I’ve always disliked interviews. Let’s be honest; pretty much everyone does, as they are:

  • Stressful
  • Unpredictable
  • Decided by God-knows-what-criteria
  • Peppered with idiotic and irrelevant questions (see below)
  • Likely to include “tricks” designed to trip you up
  • Nearly always handled by imbeciles (and / or recruitment agencies)

The whole experience is disgusting and foul and generally a waste of time.


I’ve had the misfortune of having three interviews in the last few months. I’ll detail them below:

Briggs of Burton

Arrived at the interview, held in a board room, and it turned out that none of the idiots had any clue how to operate the conferencing software (as another idiot wanted to be there in a virtual sense). It was a complete farce that lasted about twenty minutes. Various staff members attempted to troubleshoot what might be wrong. It was quite hard for me not to just say, “fuck it, I’m off.” Eventually, they sorted their shit out and I was subjected to some really stupid questions that were completely irrelevant to actually performing the mediocre job they were hoping to fill. A few days later I was told by the recruitment people (and I quote) “They’ve decided to give the job to a woman because she’ll take less money.”

Terex Pegson (Coalville)

Interviewed by some bloke called Bryn Winkwart (or something similar). Had an hour with him asking mostly sensible questions in a conference room, but he looked a bit lost as the HR person was not there. He spent most of the time saying he was looking for someone to take over his role when he fucks off. The recruitment outfit called James Grace Associates didn’t even bother to inform me of their clients “decision.” I had to email an Elliot Bellend Beldon to find out that “they’ve decided to give the role to someone with more heavy industry experience.” Yeah, figured that out already, Bellend Beldon. I had no intention of travelling to Coalville every day anyway.

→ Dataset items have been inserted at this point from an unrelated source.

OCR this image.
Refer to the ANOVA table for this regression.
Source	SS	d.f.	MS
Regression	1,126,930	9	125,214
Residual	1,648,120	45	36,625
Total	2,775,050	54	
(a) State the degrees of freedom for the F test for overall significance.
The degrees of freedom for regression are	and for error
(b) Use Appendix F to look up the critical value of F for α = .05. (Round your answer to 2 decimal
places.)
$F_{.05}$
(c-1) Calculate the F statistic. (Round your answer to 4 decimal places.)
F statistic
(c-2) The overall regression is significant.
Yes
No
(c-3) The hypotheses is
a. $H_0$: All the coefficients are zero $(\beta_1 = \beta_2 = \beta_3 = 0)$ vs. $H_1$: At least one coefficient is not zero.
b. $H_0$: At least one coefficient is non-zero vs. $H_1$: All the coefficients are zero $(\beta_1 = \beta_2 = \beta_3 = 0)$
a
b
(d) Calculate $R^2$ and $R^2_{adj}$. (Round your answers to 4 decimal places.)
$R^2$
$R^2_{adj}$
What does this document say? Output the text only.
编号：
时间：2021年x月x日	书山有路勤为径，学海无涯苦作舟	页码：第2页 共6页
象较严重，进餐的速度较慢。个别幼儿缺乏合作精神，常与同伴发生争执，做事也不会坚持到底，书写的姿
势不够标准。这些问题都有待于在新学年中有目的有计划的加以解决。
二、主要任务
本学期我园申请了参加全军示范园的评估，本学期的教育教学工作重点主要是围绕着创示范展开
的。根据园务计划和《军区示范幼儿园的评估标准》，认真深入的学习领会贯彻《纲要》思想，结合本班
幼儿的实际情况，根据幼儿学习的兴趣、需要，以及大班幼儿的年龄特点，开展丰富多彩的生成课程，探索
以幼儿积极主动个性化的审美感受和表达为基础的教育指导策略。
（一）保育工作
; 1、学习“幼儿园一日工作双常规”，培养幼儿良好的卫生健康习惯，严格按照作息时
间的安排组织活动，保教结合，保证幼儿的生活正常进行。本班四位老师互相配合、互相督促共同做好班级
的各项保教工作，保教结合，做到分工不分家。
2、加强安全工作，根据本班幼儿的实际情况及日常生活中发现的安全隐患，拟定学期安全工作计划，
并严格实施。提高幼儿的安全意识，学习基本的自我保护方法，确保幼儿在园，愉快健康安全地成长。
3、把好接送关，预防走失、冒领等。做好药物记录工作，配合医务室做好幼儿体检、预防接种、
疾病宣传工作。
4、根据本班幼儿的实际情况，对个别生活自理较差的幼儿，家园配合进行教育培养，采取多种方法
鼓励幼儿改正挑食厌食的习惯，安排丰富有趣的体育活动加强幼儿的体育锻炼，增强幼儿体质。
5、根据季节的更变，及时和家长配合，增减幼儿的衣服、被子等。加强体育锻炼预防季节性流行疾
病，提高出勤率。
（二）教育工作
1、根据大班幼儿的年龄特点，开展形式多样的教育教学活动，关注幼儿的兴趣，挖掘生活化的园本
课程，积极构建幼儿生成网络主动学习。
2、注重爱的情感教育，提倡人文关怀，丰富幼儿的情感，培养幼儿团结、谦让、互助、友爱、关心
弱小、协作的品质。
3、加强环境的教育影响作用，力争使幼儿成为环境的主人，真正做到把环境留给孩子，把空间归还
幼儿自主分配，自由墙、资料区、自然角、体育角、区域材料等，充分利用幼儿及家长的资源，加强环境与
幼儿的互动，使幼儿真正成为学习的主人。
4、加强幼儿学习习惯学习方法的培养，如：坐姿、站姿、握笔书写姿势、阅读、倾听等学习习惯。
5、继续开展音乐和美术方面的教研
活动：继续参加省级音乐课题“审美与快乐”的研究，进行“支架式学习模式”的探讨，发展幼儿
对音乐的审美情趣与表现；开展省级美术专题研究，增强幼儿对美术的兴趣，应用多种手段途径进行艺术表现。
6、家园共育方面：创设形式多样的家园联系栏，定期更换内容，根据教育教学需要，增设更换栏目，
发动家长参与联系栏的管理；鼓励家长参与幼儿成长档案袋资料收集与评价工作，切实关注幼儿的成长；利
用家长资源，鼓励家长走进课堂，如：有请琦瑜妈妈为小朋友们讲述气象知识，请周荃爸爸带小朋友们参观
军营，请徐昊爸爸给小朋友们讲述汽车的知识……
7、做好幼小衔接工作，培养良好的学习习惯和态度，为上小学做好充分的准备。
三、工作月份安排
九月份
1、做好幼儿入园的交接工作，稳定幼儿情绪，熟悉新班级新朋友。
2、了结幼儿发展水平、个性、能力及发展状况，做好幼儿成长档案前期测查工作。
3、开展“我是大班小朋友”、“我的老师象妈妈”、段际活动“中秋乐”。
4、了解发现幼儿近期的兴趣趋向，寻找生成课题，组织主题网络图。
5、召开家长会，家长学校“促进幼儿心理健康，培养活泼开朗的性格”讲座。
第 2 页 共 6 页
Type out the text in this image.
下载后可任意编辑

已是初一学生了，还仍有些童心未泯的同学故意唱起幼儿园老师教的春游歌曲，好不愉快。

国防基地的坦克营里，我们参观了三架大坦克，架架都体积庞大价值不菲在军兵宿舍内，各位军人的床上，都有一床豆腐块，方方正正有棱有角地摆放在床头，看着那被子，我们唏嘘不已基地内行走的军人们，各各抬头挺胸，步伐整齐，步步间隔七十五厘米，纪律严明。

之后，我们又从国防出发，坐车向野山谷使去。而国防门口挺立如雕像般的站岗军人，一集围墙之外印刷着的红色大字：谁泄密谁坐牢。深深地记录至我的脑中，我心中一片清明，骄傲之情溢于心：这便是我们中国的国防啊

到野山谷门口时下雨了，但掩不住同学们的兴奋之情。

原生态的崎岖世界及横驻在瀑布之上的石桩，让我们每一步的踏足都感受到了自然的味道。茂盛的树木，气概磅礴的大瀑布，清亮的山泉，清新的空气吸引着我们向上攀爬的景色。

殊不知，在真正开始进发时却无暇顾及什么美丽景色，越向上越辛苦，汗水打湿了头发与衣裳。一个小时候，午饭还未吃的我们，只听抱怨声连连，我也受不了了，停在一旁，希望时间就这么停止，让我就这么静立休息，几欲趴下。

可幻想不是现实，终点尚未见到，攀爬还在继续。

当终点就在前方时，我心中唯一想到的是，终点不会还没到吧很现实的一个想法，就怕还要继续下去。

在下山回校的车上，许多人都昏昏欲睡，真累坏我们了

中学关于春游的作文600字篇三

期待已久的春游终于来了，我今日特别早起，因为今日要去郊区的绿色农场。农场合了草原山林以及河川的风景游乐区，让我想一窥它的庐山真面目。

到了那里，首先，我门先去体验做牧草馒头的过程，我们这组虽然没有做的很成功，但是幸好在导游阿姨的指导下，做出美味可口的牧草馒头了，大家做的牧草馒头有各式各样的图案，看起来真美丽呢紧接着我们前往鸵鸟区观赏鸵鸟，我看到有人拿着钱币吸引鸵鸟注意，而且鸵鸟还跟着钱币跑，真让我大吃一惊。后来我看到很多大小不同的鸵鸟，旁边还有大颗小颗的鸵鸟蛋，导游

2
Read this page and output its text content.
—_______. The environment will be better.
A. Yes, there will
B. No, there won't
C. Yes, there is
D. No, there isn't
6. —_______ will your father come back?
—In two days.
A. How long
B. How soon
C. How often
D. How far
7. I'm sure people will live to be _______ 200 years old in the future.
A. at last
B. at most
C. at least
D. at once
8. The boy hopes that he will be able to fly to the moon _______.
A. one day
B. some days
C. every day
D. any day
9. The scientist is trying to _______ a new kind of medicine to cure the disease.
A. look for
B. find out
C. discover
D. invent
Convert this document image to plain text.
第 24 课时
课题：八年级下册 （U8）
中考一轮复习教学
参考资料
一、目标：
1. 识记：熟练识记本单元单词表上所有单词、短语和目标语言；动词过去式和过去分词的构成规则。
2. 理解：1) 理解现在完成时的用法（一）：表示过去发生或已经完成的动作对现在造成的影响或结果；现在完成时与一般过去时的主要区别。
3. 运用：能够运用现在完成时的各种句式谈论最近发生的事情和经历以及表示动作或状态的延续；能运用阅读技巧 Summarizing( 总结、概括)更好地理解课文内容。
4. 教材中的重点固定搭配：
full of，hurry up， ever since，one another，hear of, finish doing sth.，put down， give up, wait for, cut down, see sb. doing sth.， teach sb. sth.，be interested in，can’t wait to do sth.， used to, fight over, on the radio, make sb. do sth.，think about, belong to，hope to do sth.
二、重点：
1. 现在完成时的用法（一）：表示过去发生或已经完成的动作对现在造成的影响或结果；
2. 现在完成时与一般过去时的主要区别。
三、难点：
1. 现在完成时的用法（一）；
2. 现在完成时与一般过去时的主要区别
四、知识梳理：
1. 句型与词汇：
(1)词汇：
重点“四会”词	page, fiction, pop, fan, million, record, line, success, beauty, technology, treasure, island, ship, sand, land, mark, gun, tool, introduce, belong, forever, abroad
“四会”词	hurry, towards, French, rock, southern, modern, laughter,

IG Masonry Support (Swadlincote)

In this interview, I was told that they were trying to replace a lovely woman who had left to go back to a company that was nearer to home and paid her more money (but they would miss her). Idiotic, obviously. They also told me that they had offered another woman the job, but basically, she’d told them to fuck off as she had found a better job paying more money.

As soon as I got there, I knew I was dealing with idiots (you get a sense), and sure enough, some geeky kid, James, dutifully asked a load of idiotic HR questions. Really stupid, most of them. His boss appeared about ten minutes into the interview with a clipboard and pen and some stupid questions of his own.

Had a tour around their small factory, and to be fair I could have added a lot to their pretty amatuerish setup. Incredibly, I got an email from the recruitment outfit, Stafflne, that they didn’t think I possessed enough 9001 / 14001 experience. That was a lie, they knew they couldn’t afford me was the honest answer.

The Wrong Way to Interview

All of these companies think they know how to fill a vacancy, but they’re deluding themselves. Most of these jobs have had to be re-advertised which I think proves how ineffective their approach is.

Below is what you should stop doing immediately

Stop asking stupid questions which have no bearing on the role advertised. If I go for a job in let’s say, Customer Service, does anyone care (including me) where I see myself in five years. And to the idiot who asked what I’d do if I won the lottery: stating that I don’t do the lottery is a perfectly valid answer to your idiotic question.

What’s my greatest success at work? Who cares?
What is the biggest failure? Who cares?
What things about yourself could you improve? Who cares?

And so on.

Just cut all the crap out. No. One. Cares.

The Correct Way to Interview

Two words: competence testing.

Q. You’re looking for a quality inspector?
A. Great, get them to check a part against a drawing.

Q. Recruiting for an administrator?
A. Get them to do some data entry.

Q. Need a manager?
A. Take them to a department with problems (you’ve probably got loads of them) and ask them what their ideas are to improve it.

Spend five or ten minutes having a chat about your company, the job you’re trying to fill, and then get to testing if the applicant is competent. That way you aren’t wasting everyones time.

The Future

We need an accreditation that lets applicants know if the interviewer is competent to conduct an interview. Just think about how much time is wasted by incompetent and ineffective interview techniques. The savings would be enormous!